Jul 11, 2025

2024关于AI的十大观点

I have always been trying to find a balance: expressing my views reasonably without crossing the boundaries of work and compliance. The previous post tried one way; this one tries another.

1. How will Large Language Models (LLMs) continue to progress?

There is not much room for progress in pure language models alone. With the emergence of multi-modality, there is a greater need for models with planning capabilities. Whether it is OpenAI, Google, or other model companies, everyone is working in this direction.

2. Will the Transformer architecture be replaced?

In the long run, the answer is yes. However, it may be hard to see this within the next six months; it is more likely that we will see architectures coexisting with Transformer in the next major version.

3. Will model parameters see another order-of-magnitude increase?

What is certain is that mainstream models in 2024 will all be multi-modal. There is still room for the number of model parameters to increase several times over, and for the volume of training data to increase by orders of magnitude.

4. At what level are text-to-image, text-to-video, and text-to-3D models currently?

I once drew a diagram: the level of text-to-image models is roughly equivalent to where ChatGPT was when it was first released a year ago; text-to-video maturity is a bit lower, and text-to-3D is lower still. Of course, I am using text-to-image and text-to-video here to represent 2D visual models, and text-to-3D to represent 3D visual models—they don't necessarily have to be "text-to." Collectively, they are visual models.

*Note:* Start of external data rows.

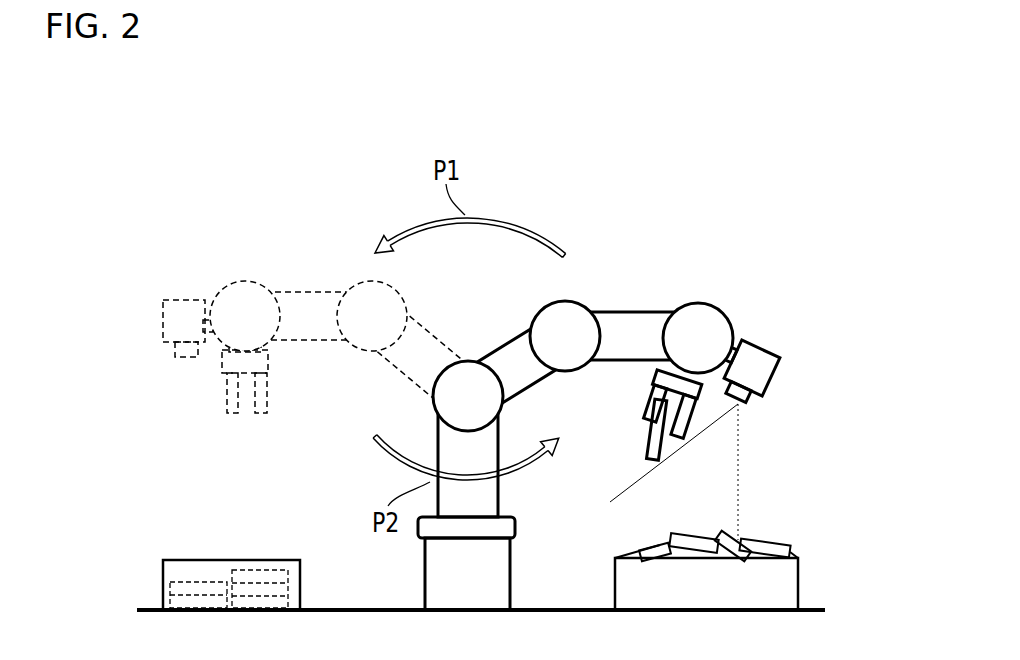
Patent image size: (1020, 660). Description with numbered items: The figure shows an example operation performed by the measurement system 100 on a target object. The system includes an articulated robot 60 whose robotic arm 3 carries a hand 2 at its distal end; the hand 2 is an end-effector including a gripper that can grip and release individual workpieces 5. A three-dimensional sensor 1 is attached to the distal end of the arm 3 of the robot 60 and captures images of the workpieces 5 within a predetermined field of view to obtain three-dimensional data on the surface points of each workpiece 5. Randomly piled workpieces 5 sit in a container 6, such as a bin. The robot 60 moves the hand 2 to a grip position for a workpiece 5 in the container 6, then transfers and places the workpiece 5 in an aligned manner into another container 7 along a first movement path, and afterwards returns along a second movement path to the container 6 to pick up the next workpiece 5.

The measurement system 100 is at (668, 236).
The robot 60 is at (505, 327).
The arm 3 is at (306, 292).
The hand 2 is at (268, 377).
The 3D sensor 1 is at (178, 322).
The workpiece 5 is at (641, 452).
The container 6 is at (615, 578).
The another container 7 is at (203, 560).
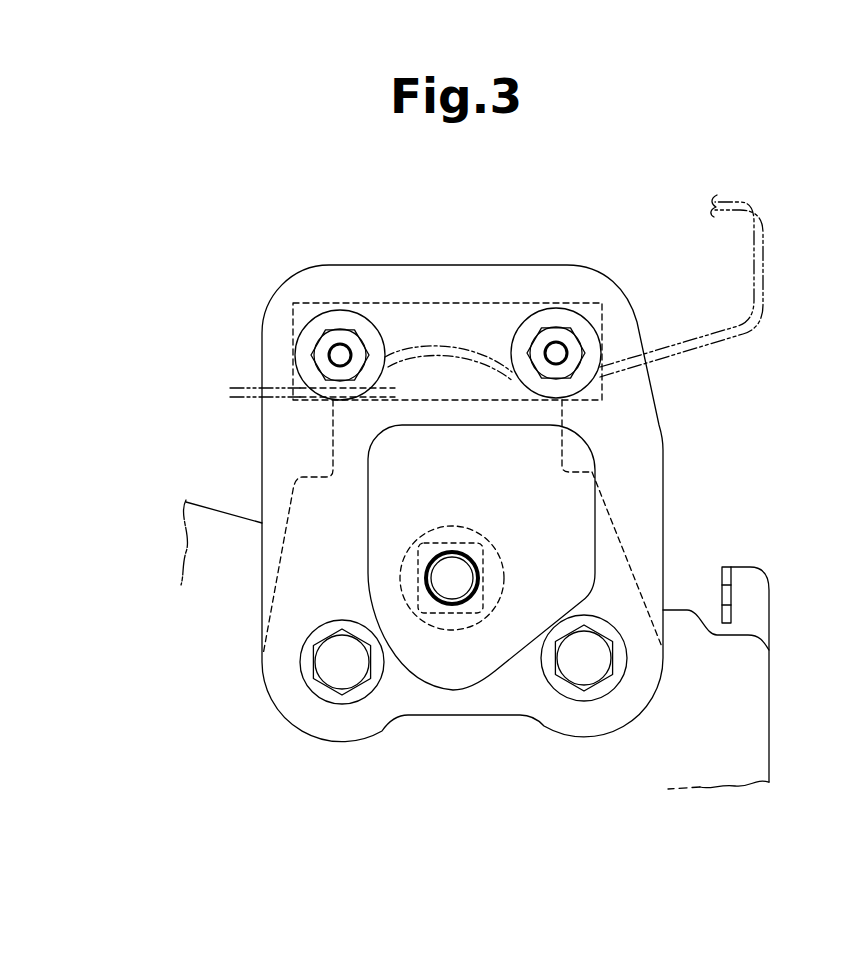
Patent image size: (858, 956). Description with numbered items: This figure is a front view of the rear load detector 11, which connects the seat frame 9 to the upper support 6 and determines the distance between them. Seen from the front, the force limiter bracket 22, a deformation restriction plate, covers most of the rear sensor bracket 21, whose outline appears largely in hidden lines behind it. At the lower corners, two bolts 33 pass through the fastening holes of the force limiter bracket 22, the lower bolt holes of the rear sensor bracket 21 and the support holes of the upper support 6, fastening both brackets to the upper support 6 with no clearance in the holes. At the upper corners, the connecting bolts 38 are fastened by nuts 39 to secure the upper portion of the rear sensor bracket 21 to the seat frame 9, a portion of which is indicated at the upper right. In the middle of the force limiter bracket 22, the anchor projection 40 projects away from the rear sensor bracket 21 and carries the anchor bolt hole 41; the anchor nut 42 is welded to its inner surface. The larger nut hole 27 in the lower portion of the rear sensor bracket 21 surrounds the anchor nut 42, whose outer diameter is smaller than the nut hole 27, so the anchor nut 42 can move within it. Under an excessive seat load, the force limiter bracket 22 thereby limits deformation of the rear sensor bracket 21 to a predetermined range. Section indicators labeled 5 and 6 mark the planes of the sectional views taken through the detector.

5. Will visual models bring a ChatGPT-level shock?

In my view, the changes brought by visual models in 2024 will be far greater than those of ChatGPT, although the marginal effect on "imagination space" is decreasing. This is because all these possibilities were already envisioned by everyone in 2023; they are now just being gradually implemented. However, never underestimate the power of change when "science fiction becomes reality." ChatGPT merely brought infinite space for imagination; visual models in 2024 will permanently transform many industries.

6. Will 3D models and the Metaverse become a reality soon?

To be realistic, the probability of this happening in 2024 is not very high. Models will progress very quickly, and 3D effects will get better and better, but until they reach a point where they can "deceive" the human eye, it remains a process of quantitative change.

7. Is there a lot of space for AI PCs?

I have said long ago that the best AI PC already exists: the MacBook with Apple's M-series chips. I already discussed this issue when the M3 chip was released, and I don't want to repeat it.

Written upon the release of Apple's next-generation M3.

8. What about AI phones?

If we simplify the classification of AI, there are roughly three types: industrial use, such as various types of recognition we've long been accustomed to, or enterprises optimizing services and products; enthusiast DIY, such as deploying one's own models, which was actually the biggest growth area in 2023; and consumer-end applications, where the biggest cloud service is ChatGPT, yet many scenarios and needs still call for privatization to an individual's phone. The biggest improvement for AI at the application level in this round is "dummy-proof operation."

Furthermore, every technological revolution sees hardware lead and software follow. Fifteen years ago, how many people believed smartphones would achieve absolute dominance? Today, the answer to this question is similar: AI will definitely land on some kind of hardware that we can reach anytime, anywhere. It might not be a phone, but currently, landing on a phone seems like the smoothest path.

9. How to compete in the application space?

I believe the traditional software development model has come to an end. The identities of the "applier" (or perhaps more appropriately, the creator) and the "coder" will gradually merge. Creators who cannot use models to complete their work, and programmers who need others to propose requirements before they can develop, will both be rapidly phased out.

The best applications will definitely be developed by the best creators; the best programmers remain those who understand applications the best.

In this situation, how do we compete? You are welcome to discuss this offline.

10. Will this round of AI follow the past—quickly falling silent after hitting a bottleneck, waiting for the next explosion?

In any single direction, such as LLMs or image generation models, this could happen. But the biggest difference this time is that, with neural networks and the Transformer architecture as the foundation, breakthroughs are being achieved in all directions simultaneously. Increasingly, people are realizing that the Transformer itself represents a potential method we've found to "explain the human world to machines."

Therefore, we see that after the breakthrough in language models, it drove breakthroughs in visual models, then 3D, and the progress of many other models. Conversely, breakthroughs in visual models further open up space for the progress of language models.

As mentioned before, the Transformer will certainly hit bottlenecks, but the momentum brought by multi-point breakthroughs shows no signs of decay for most of 2024.